Don’t commit to new recurring monthly bills
Don’t take any loan simply because of your credit and income qualify. The bank does not know other obligations that you may have that might prevent you from paying on time. You have to decide for yourself whether you can afford a monthly payment based on your current financial state.
Create a Personal Budget
A personal budget is somewhat like a guide to help you reach your short, medium, and long-term goals. It helps track your expenses and income, so you have a clear view of your financial situation.
If you can follow your budget, you can say that you’re successful with your personal money management. When you create a strategy to reach these goals, you most likely will want to respect them. It is also essential that you save some money of around three to six months’ of your salary for any unexpected expenses. This way, when someone you love becomes ill, or you lose your job, you can still pay your expenses and rent.
Also, if you are self-employed and paying for your taxes individually, it’s best to include these on your budget.

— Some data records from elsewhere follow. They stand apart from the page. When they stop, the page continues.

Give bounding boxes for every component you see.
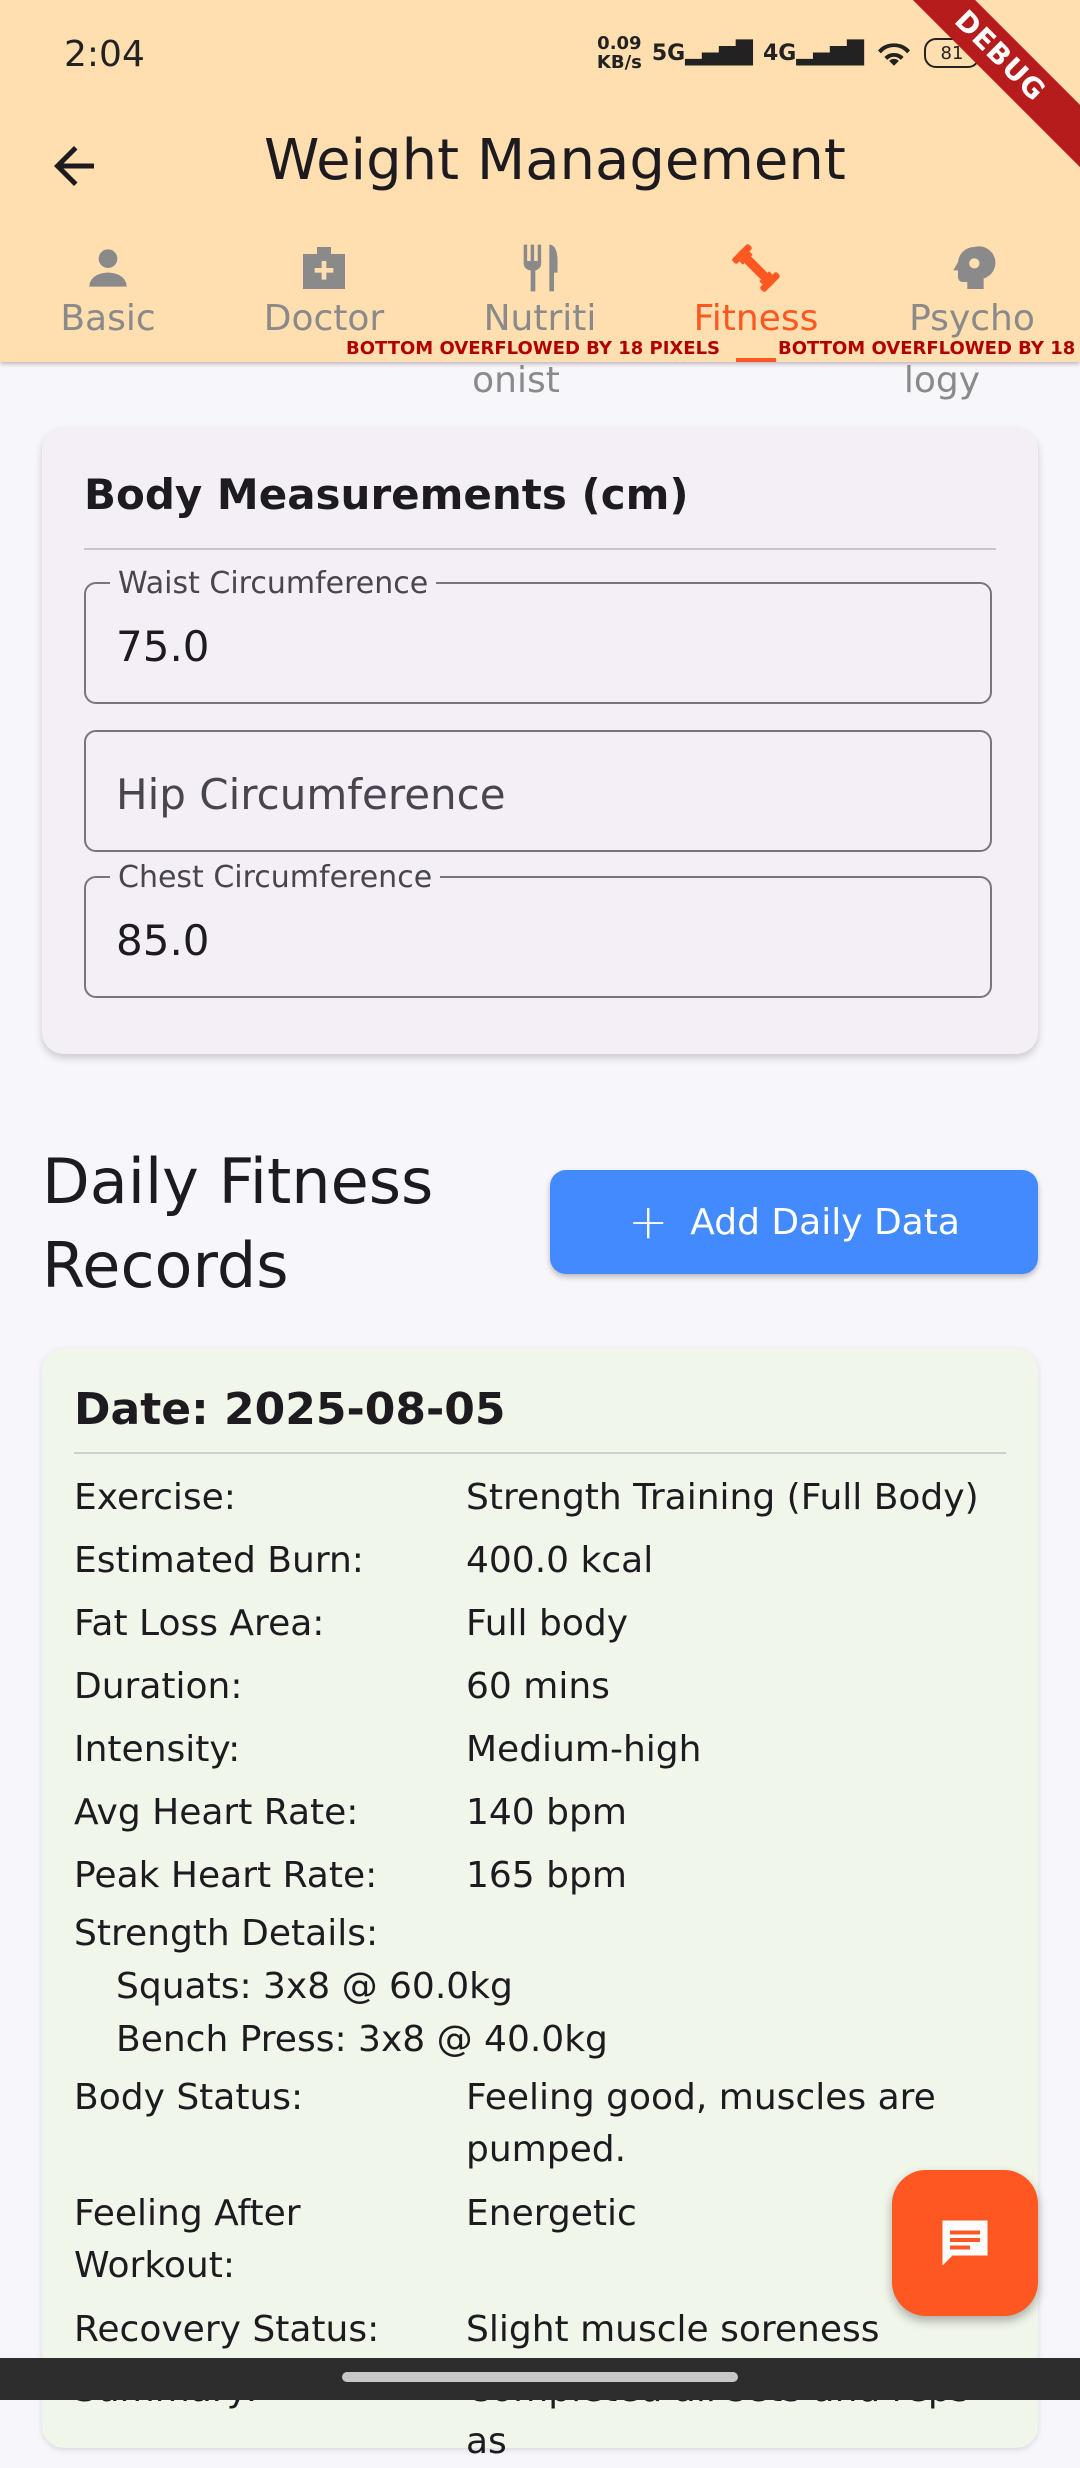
- record-value: Slight muscle soreness: [466, 2309, 880, 2350]
- status-icons: 0.09 KB/s 5G▂▄▆█ 4G▂▄▆█ 81: [597, 34, 980, 72]
- record-value: Strength Training (Full Body): [466, 1477, 979, 1518]
- record-label: Avg Heart Rate:: [74, 1792, 359, 1833]
- overflow-warning: BOTTOM OVERFLOWED BY 18 PIXELS: [346, 338, 721, 359]
- network-speed: 0.09 KB/s: [597, 34, 642, 72]
- head-gear-icon: [953, 246, 996, 289]
- section-title-line: Records: [42, 1229, 289, 1302]
- app-bar: 2:04 0.09 KB/s 5G▂▄▆█ 4G▂▄▆█ 81 DEBUG We…: [0, 0, 1080, 362]
- tab-label: Nutriti: [483, 298, 597, 339]
- chest-field[interactable]: Chest Circumference 85.0: [84, 860, 992, 998]
- record-value: Feeling good, muscles are: [466, 2077, 936, 2118]
- tab-label: Doctor: [263, 298, 385, 339]
- field-label: Chest Circumference: [110, 860, 441, 895]
- chat-icon: [942, 2220, 988, 2266]
- hip-field[interactable]: Hip Circumference: [84, 730, 992, 852]
- strength-label: Strength Details:: [74, 1913, 379, 1954]
- record-label: Recovery Status:: [74, 2309, 380, 2350]
- section-title-line: Daily Fitness: [42, 1145, 434, 1218]
- record-value: Medium-high: [466, 1729, 702, 1770]
- record-label: Fat Loss Area:: [74, 1603, 325, 1644]
- field-placeholder: Hip Circumference: [116, 770, 506, 819]
- field-value: 85.0: [116, 916, 210, 965]
- strength-item: Bench Press: 3x8 @ 40.0kg: [116, 2019, 608, 2060]
- record-label: Peak Heart Rate:: [74, 1855, 378, 1896]
- tab-basic[interactable]: Basic: [0, 240, 216, 362]
- status-time: 2:04: [64, 34, 145, 75]
- body-measurements-card: Body Measurements (cm) Waist Circumferen…: [42, 428, 1038, 1054]
- record-label: Duration:: [74, 1666, 243, 1707]
- divider: [84, 548, 996, 550]
- waist-field[interactable]: Waist Circumference 75.0: [84, 566, 992, 704]
- fork-knife-icon: [523, 244, 558, 292]
- back-arrow-icon[interactable]: [44, 136, 104, 196]
- record-label: Feeling After: [74, 2193, 301, 2234]
- card-title: Body Measurements (cm): [84, 470, 689, 519]
- record-value: pumped.: [466, 2129, 627, 2170]
- wifi-icon: [878, 43, 910, 66]
- button-label: Add Daily Data: [690, 1201, 960, 1243]
- section-title: Daily Fitness Records: [42, 1140, 433, 1308]
- signal-4g-icon: 4G▂▄▆█: [762, 40, 864, 66]
- tab-label: Psycho: [909, 298, 1035, 339]
- record-date: Date: 2025-08-05: [74, 1384, 506, 1435]
- record-value: 400.0 kcal: [466, 1540, 654, 1581]
- chat-fab[interactable]: [892, 2170, 1038, 2316]
- tab-label: Basic: [60, 298, 156, 339]
- record-value: Full body: [466, 1603, 629, 1644]
- daily-record-card: Date: 2025-08-05 Exercise: Strength Trai…: [42, 1348, 1038, 2462]
- record-label: Exercise:: [74, 1477, 236, 1518]
- signal-4g-label: 4G: [762, 40, 797, 66]
- tab-indicator: [736, 358, 776, 362]
- record-label: Body Status:: [74, 2077, 304, 2118]
- record-label: Workout:: [74, 2245, 235, 2286]
- record-label: Estimated Burn:: [74, 1540, 364, 1581]
- dumbbell-icon: [732, 244, 780, 292]
- home-gesture-handle[interactable]: [342, 2372, 738, 2382]
- field-label: Waist Circumference: [110, 566, 437, 601]
- record-value: 60 mins: [466, 1666, 610, 1707]
- tab-label: Fitness: [693, 298, 819, 339]
- record-value: 165 bpm: [466, 1855, 627, 1896]
- plus-icon: +: [628, 1194, 669, 1250]
- page-title: Weight Management: [264, 128, 846, 193]
- divider: [74, 1452, 1006, 1454]
- debug-banner: DEBUG: [878, 0, 1080, 178]
- strength-item: Squats: 3x8 @ 60.0kg: [116, 1966, 513, 2007]
- network-speed-value: 0.09: [597, 33, 642, 54]
- field-value: 75.0: [116, 622, 210, 671]
- record-value: 140 bpm: [466, 1792, 627, 1833]
- overflow-warning: BOTTOM OVERFLOWED BY 18: [778, 338, 1076, 359]
- signal-5g-icon: 5G▂▄▆█: [651, 40, 753, 66]
- signal-5g-label: 5G: [651, 40, 686, 66]
- medical-bag-icon: [303, 247, 345, 289]
- record-label: Intensity:: [74, 1729, 241, 1770]
- person-icon: [89, 249, 127, 287]
- tab-label-overflow: logy: [903, 360, 981, 401]
- tab-label-overflow: onist: [472, 360, 560, 401]
- add-daily-data-button[interactable]: + Add Daily Data: [550, 1170, 1038, 1274]
- network-speed-unit: KB/s: [596, 52, 642, 73]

A lot of people don’t like budgeting because they think it’s boring. Just imagine all the adding of numbers, listing expenses and making sure it all fits with what you have. Even if you’re not good with managing money, don’t make excuses with budgeting.
It’s just taking a few minutes or hours every month to check your spending. Think about what learning how to budget can bring to your life. Don’t forget to include taxes in your budget especially if it’s not removed automatically from your income.
Reduce and Eliminate Debt
A lot of people live beyond their financial means. With all the house loans, personal loans, credit card debts, and car loans, you have to pay these back. Don’t wait until these become too overwhelming for you. Take charge and pay off your debts as early as possible.
If not, it might have a lasting effect on your financial health the longer you are carrying your debt. Plus, it might end up costing you more. You can reduce your debt and cut out non-essential spending from your budget. Pay the minimum amount and the largest loans first.
Use the budget
Even if you do budgeting, but it’s just tucked away, it is useless. Check it at least once every month to help guide your spending habits. Update it when you spend on your monthly bills and expenses. You need to know how much money you can spend while considering expenses.
When it comes to budgeting, the money left after you remove expenses from your income is an essential part of it. If you have any leftover money, you can use it for entertainment and fun, but this will only be up to a specific amount. Avoid going crazy and going splurging. Try to limit yourself and ensure that anything you do won’t interfere with what you have planned for the rest of the month.
Check if you are paying the best prices
Make a money comparison when shopping and ensure that you are only going to pay for the lowest services and products. Always look for alternatives, discounts or coupons before anything else.
Save up for any big purchases
Delay your gratification and put off any large purchases. Be better in handling your money and avoid sacrificing your essentials. Give yourself some time to evaluate if purchasing is even necessary. Avoid all the interests when purchasing if you use your credit. It’s best to save up and buy it in one go.